Album: At the Foot of Nameless Roads

Label: Digitalis

Review date: Nov. 25, 2008


Since their emergence in 2007 from the wilds of Northern California as Starving Weirdos, the duo of Brian Pyle and Merrick McKinlay have been one of the experimental underground’s most consistent (and consistently undervalued) entities. A seemingly bottomless stock of recordings and, more importantly, an unerring hand with editing and arranging, mean that their discography, large though it may be, is full of highlights. This solo debut by Pyle, sharing everything the Weirdos do well, is another one.

The Weirdos’ music is successful because it occupies many moods and many perspectives on sound-shaping. It is just as evocative of harsh industrial landscapes as it is of awe-inspiring natural scenes. It could be classic studio electronica (think Stockhausen’s "Kontake") or modern-day DIY drone and noise. It harnesses dissonance like avant-garde chamber music for strings and explodes with dense energy like the best free jazz.
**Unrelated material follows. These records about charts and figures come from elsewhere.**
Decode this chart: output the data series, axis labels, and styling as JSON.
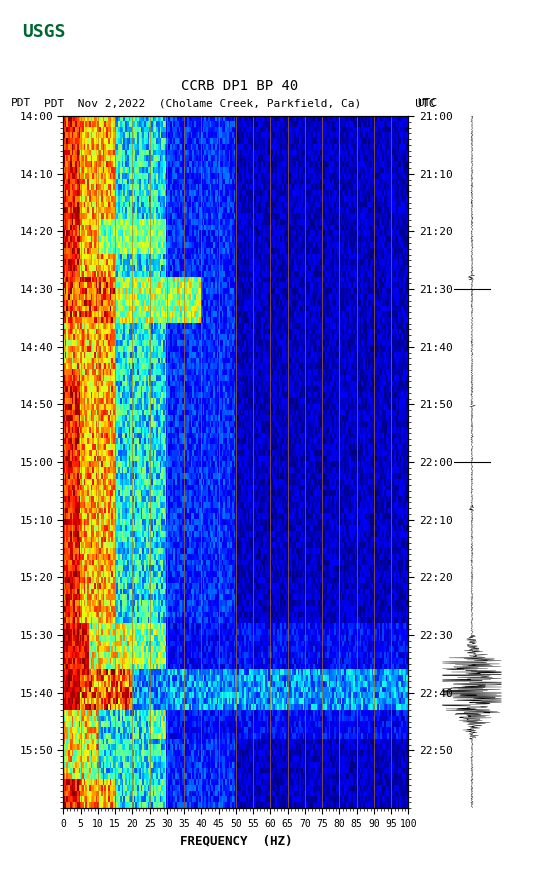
{
  "title_line1": "CCRB DP1 BP 40",
  "title_line2": "PDT  Nov 2,2022  (Cholame Creek, Parkfield, Ca)        UTC",
  "xlabel": "FREQUENCY  (HZ)",
  "freq_ticks": [
    0,
    5,
    10,
    15,
    20,
    25,
    30,
    35,
    40,
    45,
    50,
    55,
    60,
    65,
    70,
    75,
    80,
    85,
    90,
    95,
    100
  ],
  "freq_min": 0,
  "freq_max": 100,
  "pdt_tick_labels": [
    "14:00",
    "14:10",
    "14:20",
    "14:30",
    "14:40",
    "14:50",
    "15:00",
    "15:10",
    "15:20",
    "15:30",
    "15:40",
    "15:50"
  ],
  "utc_tick_labels": [
    "21:00",
    "21:10",
    "21:20",
    "21:30",
    "21:40",
    "21:50",
    "22:00",
    "22:10",
    "22:20",
    "22:30",
    "22:40",
    "22:50"
  ],
  "n_time": 120,
  "n_freq": 200,
  "background_color": "#ffffff",
  "spectrogram_cmap": "jet",
  "vertical_line_freqs": [
    5,
    10,
    15,
    20,
    25,
    30,
    35,
    40,
    45,
    50,
    55,
    60,
    65,
    70,
    75,
    80,
    85,
    90,
    95,
    100
  ],
  "vertical_line_color": "#bb7700",
  "vertical_line_alpha": 0.75,
  "fig_width": 5.52,
  "fig_height": 8.93,
  "dpi": 100
}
Because their music gives off such disparate interpretations, it’s easy to think of their finished pieces as intuitive, but they are too well-balanced and paced to not be designed. And, in another similarity to electronic composers, this is exactly how the duo works: amassing huge sound libraries, then assembling, editing and transforming later. Pyle’s sound arsenal might be sightly more stripped down than the Weirdos – limited mostly to bowed metal, distorted guitars and miniature percussion – but he delves even deeper into trance-inducing repetition and dissonant harmony. The title track is a study in mannered, tension-building pacing. On "Mud Banks Shine in Broken Shards," Pyle produces a broad, fearsome chord, a sustained burn of reeds and sizzling, extended high-frequency tones. Balancing out all the drone and drift are three brief rhythmic interludes that not only quicken the record’s pace, but suggest some promising new directions for the Weirdos.
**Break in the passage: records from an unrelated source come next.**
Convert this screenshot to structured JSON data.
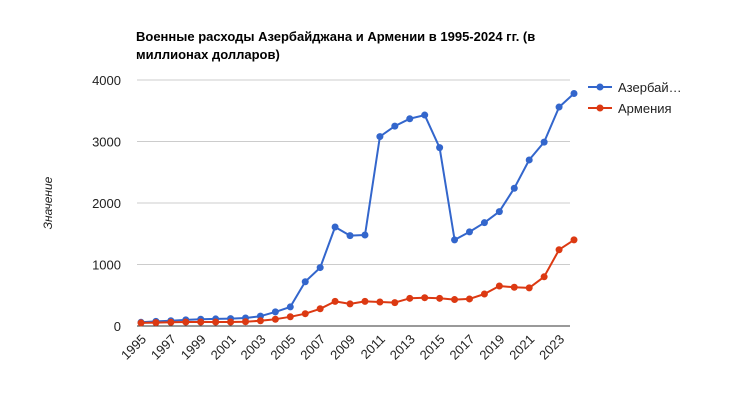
{
  "chart_data": {
    "type": "line",
    "title": "Военные расходы Азербайджана и Армении в 1995-2024 гг. (в миллионах долларов)",
    "title_lines": [
      "Военные расходы Азербайджана и Армении в 1995-2024 гг. (в",
      "миллионах долларов)"
    ],
    "xlabel": "",
    "ylabel": "Значение",
    "ylim": [
      0,
      4000
    ],
    "yticks": [
      0,
      1000,
      2000,
      3000,
      4000
    ],
    "xtick_labels": [
      "1995",
      "1997",
      "1999",
      "2001",
      "2003",
      "2005",
      "2007",
      "2009",
      "2011",
      "2013",
      "2015",
      "2017",
      "2019",
      "2021",
      "2023"
    ],
    "x": [
      1995,
      1996,
      1997,
      1998,
      1999,
      2000,
      2001,
      2002,
      2003,
      2004,
      2005,
      2006,
      2007,
      2008,
      2009,
      2010,
      2011,
      2012,
      2013,
      2014,
      2015,
      2016,
      2017,
      2018,
      2019,
      2020,
      2021,
      2022,
      2023,
      2024
    ],
    "grid": true,
    "legend_position": "right",
    "series": [
      {
        "name": "Азербайджан",
        "legend_label": "Азербай…",
        "color": "#3366cc",
        "values": [
          60,
          75,
          85,
          100,
          110,
          115,
          120,
          130,
          160,
          230,
          310,
          720,
          950,
          1610,
          1470,
          1480,
          3080,
          3250,
          3370,
          3430,
          2900,
          1400,
          1530,
          1680,
          1860,
          2240,
          2700,
          2990,
          3560,
          3780
        ]
      },
      {
        "name": "Армения",
        "legend_label": "Армения",
        "color": "#dc3912",
        "values": [
          50,
          55,
          60,
          65,
          65,
          65,
          65,
          70,
          85,
          110,
          150,
          200,
          280,
          400,
          360,
          400,
          390,
          380,
          450,
          460,
          450,
          430,
          440,
          520,
          650,
          630,
          620,
          800,
          1240,
          1400
        ]
      }
    ]
  }
}
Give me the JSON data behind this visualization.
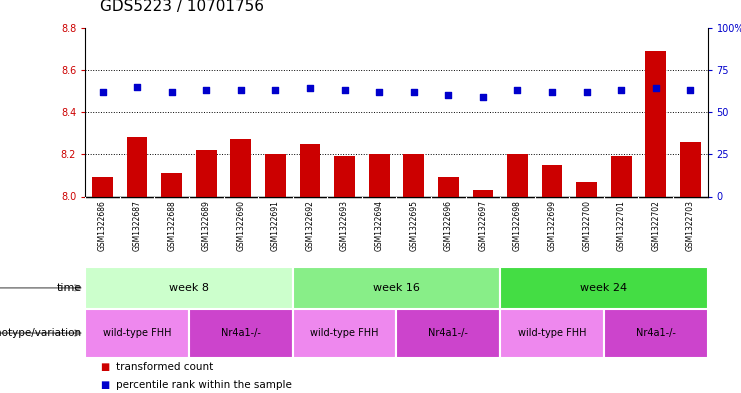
{
  "title": "GDS5223 / 10701756",
  "samples": [
    "GSM1322686",
    "GSM1322687",
    "GSM1322688",
    "GSM1322689",
    "GSM1322690",
    "GSM1322691",
    "GSM1322692",
    "GSM1322693",
    "GSM1322694",
    "GSM1322695",
    "GSM1322696",
    "GSM1322697",
    "GSM1322698",
    "GSM1322699",
    "GSM1322700",
    "GSM1322701",
    "GSM1322702",
    "GSM1322703"
  ],
  "transformed_count": [
    8.09,
    8.28,
    8.11,
    8.22,
    8.27,
    8.2,
    8.25,
    8.19,
    8.2,
    8.2,
    8.09,
    8.03,
    8.2,
    8.15,
    8.07,
    8.19,
    8.69,
    8.26
  ],
  "percentile_rank": [
    62,
    65,
    62,
    63,
    63,
    63,
    64,
    63,
    62,
    62,
    60,
    59,
    63,
    62,
    62,
    63,
    64,
    63
  ],
  "bar_color": "#cc0000",
  "dot_color": "#0000cc",
  "ylim_left": [
    8.0,
    8.8
  ],
  "ylim_right": [
    0,
    100
  ],
  "yticks_left": [
    8.0,
    8.2,
    8.4,
    8.6,
    8.8
  ],
  "yticks_right": [
    0,
    25,
    50,
    75,
    100
  ],
  "ytick_labels_right": [
    "0",
    "25",
    "50",
    "75",
    "100%"
  ],
  "grid_values": [
    8.2,
    8.4,
    8.6
  ],
  "time_groups": [
    {
      "label": "week 8",
      "start": 0,
      "end": 5,
      "color": "#ccffcc"
    },
    {
      "label": "week 16",
      "start": 6,
      "end": 11,
      "color": "#88ee88"
    },
    {
      "label": "week 24",
      "start": 12,
      "end": 17,
      "color": "#44dd44"
    }
  ],
  "genotype_groups": [
    {
      "label": "wild-type FHH",
      "start": 0,
      "end": 2,
      "color": "#ee88ee"
    },
    {
      "label": "Nr4a1-/-",
      "start": 3,
      "end": 5,
      "color": "#cc44cc"
    },
    {
      "label": "wild-type FHH",
      "start": 6,
      "end": 8,
      "color": "#ee88ee"
    },
    {
      "label": "Nr4a1-/-",
      "start": 9,
      "end": 11,
      "color": "#cc44cc"
    },
    {
      "label": "wild-type FHH",
      "start": 12,
      "end": 14,
      "color": "#ee88ee"
    },
    {
      "label": "Nr4a1-/-",
      "start": 15,
      "end": 17,
      "color": "#cc44cc"
    }
  ],
  "legend_items": [
    {
      "label": "transformed count",
      "color": "#cc0000"
    },
    {
      "label": "percentile rank within the sample",
      "color": "#0000cc"
    }
  ],
  "time_label": "time",
  "genotype_label": "genotype/variation",
  "bg_color": "#ffffff",
  "xtick_bg_color": "#d0d0d0",
  "tick_color_left": "#cc0000",
  "tick_color_right": "#0000cc",
  "title_fontsize": 11,
  "tick_fontsize": 7,
  "bar_width": 0.6,
  "dot_size": 18
}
Pyle is very good at blurring the origins of his sounds just enough so that his music does the only thing that really matters with music that aspires to mind-altering status – it evokes a palpable sense of the unknown. The percussion that keeps "In Each Cracked Shell There Is Restless Time" in constant motion could be a field recording of (some natural process), a single percussive texture chopped-up, sampled and sequenced, or a whole a chorus of drummers. The point is, you never know. "Fire," with its long stretches of fire recordings creating a crackling, very alive background, is a bit more obvious, but it gives a glimpse of how Pyle hears, how he finds patterns in random events and foregrounds them until they have their own bold presence.
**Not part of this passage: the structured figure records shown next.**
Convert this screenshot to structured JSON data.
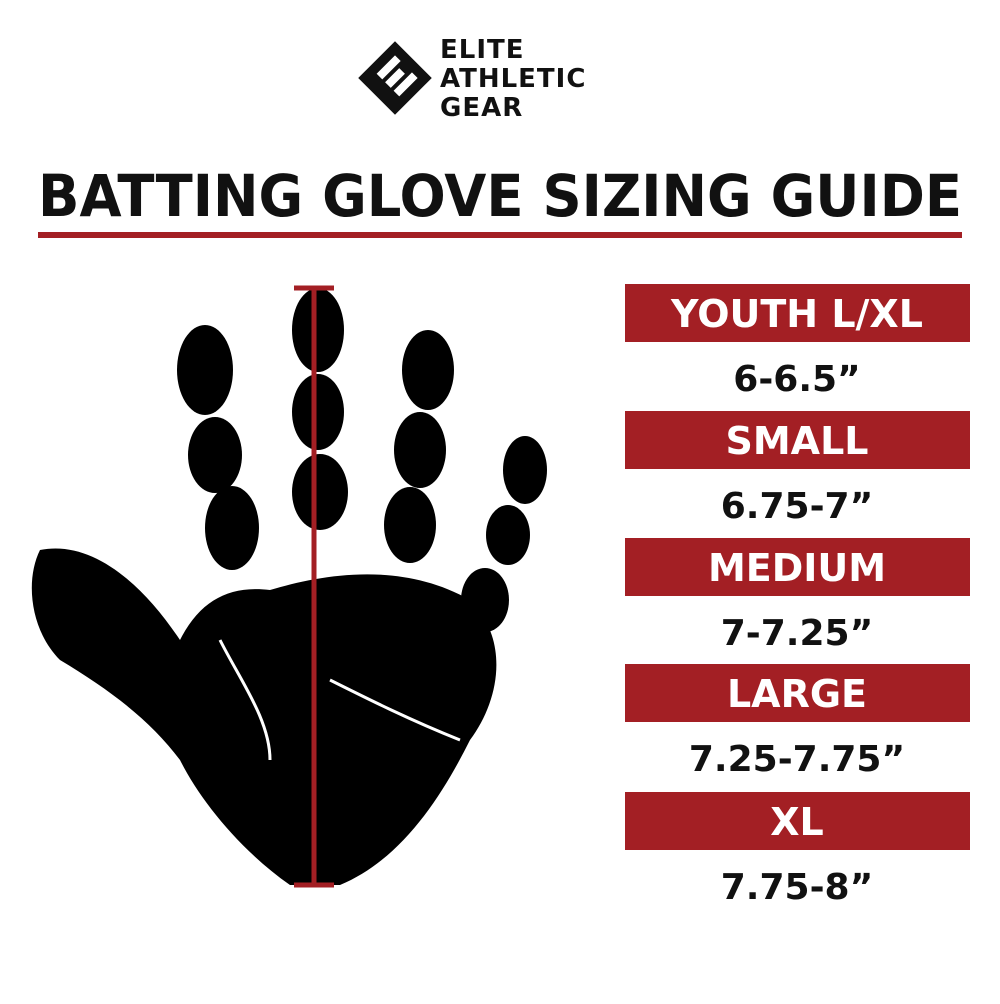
{
  "brand": {
    "lines": [
      "ELITE",
      "ATHLETIC",
      "GEAR"
    ]
  },
  "title": "BATTING GLOVE SIZING GUIDE",
  "sizes": [
    {
      "name": "YOUTH L/XL",
      "range": "6-6.5”"
    },
    {
      "name": "SMALL",
      "range": "6.75-7”"
    },
    {
      "name": "MEDIUM",
      "range": "7-7.25”"
    },
    {
      "name": "LARGE",
      "range": "7.25-7.75”"
    },
    {
      "name": "XL",
      "range": "7.75-8”"
    }
  ]
}
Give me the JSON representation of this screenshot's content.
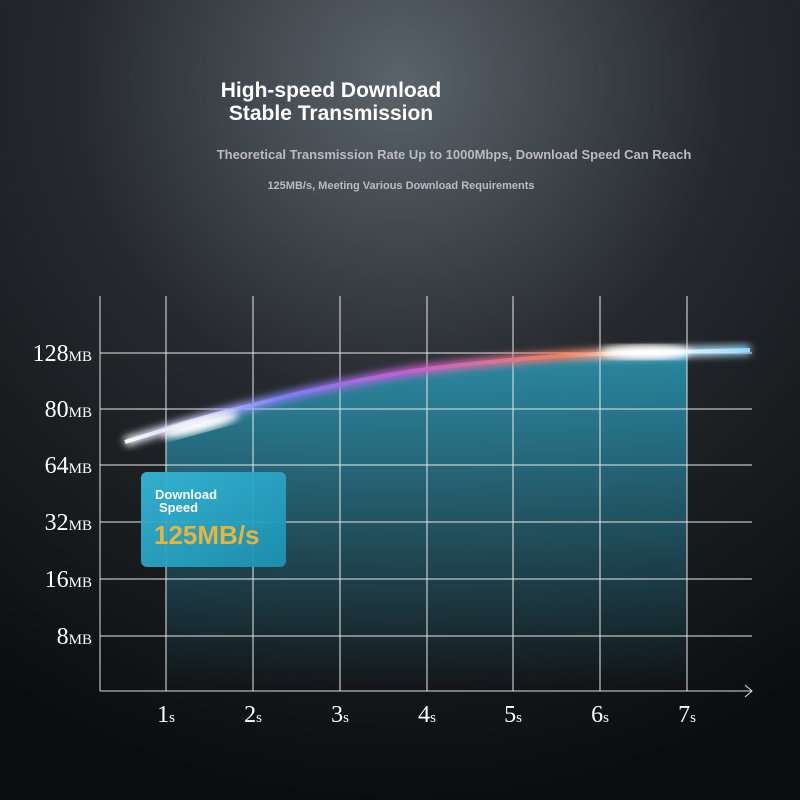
{
  "header": {
    "title": [
      "High-speed Download",
      "Stable Transmission"
    ],
    "subtitle": [
      "Theoretical Transmission Rate Up to 1000Mbps, Download Speed Can Reach",
      "125MB/s, Meeting Various Download Requirements"
    ]
  },
  "y_axis": {
    "labels": [
      {
        "number": "128",
        "unit": "MB"
      },
      {
        "number": "80",
        "unit": "MB"
      },
      {
        "number": "64",
        "unit": "MB"
      },
      {
        "number": "32",
        "unit": "MB"
      },
      {
        "number": "16",
        "unit": "MB"
      },
      {
        "number": "8",
        "unit": "MB"
      }
    ]
  },
  "x_axis": {
    "labels": [
      {
        "number": "1",
        "unit": "s"
      },
      {
        "number": "2",
        "unit": "s"
      },
      {
        "number": "3",
        "unit": "s"
      },
      {
        "number": "4",
        "unit": "s"
      },
      {
        "number": "5",
        "unit": "s"
      },
      {
        "number": "6",
        "unit": "s"
      },
      {
        "number": "7",
        "unit": "s"
      }
    ]
  },
  "badge": {
    "label": [
      "Download",
      "Speed"
    ],
    "value": "125MB/s"
  }
}
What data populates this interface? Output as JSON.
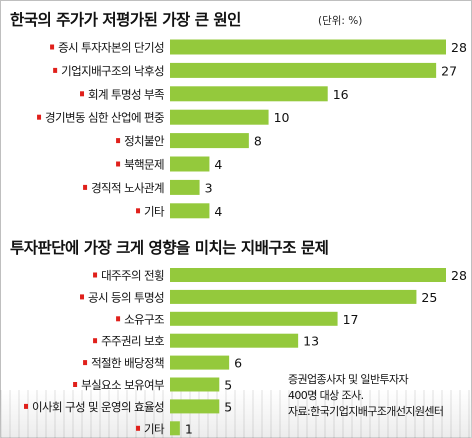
{
  "chart_data": [
    {
      "type": "bar",
      "orientation": "horizontal",
      "title": "한국의 주가가 저평가된 가장 큰 원인",
      "unit_label": "(단위: %)",
      "categories": [
        "증시 투자자본의 단기성",
        "기업지배구조의 낙후성",
        "회계 투명성 부족",
        "경기변동 심한 산업에 편중",
        "정치불안",
        "북핵문제",
        "경직적 노사관계",
        "기타"
      ],
      "values": [
        28,
        27,
        16,
        10,
        8,
        4,
        3,
        4
      ],
      "xlim": [
        0,
        28
      ],
      "bar_color": "#94c93c",
      "marker_color": "#e0201b"
    },
    {
      "type": "bar",
      "orientation": "horizontal",
      "title": "투자판단에 가장 크게 영향을 미치는 지배구조 문제",
      "categories": [
        "대주주의 전횡",
        "공시 등의 투명성",
        "소유구조",
        "주주권리 보호",
        "적절한 배당정책",
        "부실요소 보유여부",
        "이사회 구성 및 운영의 효율성",
        "기타"
      ],
      "values": [
        28,
        25,
        17,
        13,
        6,
        5,
        5,
        1
      ],
      "xlim": [
        0,
        28
      ],
      "bar_color": "#94c93c",
      "marker_color": "#e0201b"
    }
  ],
  "footnote": {
    "line1": "증권업종사자 및 일반투자자",
    "line2": "400명 대상 조사.",
    "line3": "자료:한국기업지배구조개선지원센터"
  }
}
So, At the Foot of Nameless Roads is another winner for the Weirdos camp, but is releasing consistently good records enough? Where is the record that really blows the top of your head off? What could a piece like "Light Reflects as Seagulls Dive" become? There are real possibilities lurking inside it, but it’s brief running time means it remains only suggestive. This is perhaps the real problem with the very prolific, genuinely creative artists – like the Weirdos – working in the underground today: Intriguing ideas appear continually, but the music always seems to stay in the realm of the possible, always becoming and never being. So, by releasing so much music, are acts like the Weirdos working against themselves, putting process over a more refined final statement? McKinlay, and especially Pyle here, do better than most at maintaining an engaging, exciting level of quality. But can they maintain that level, or even push it higher?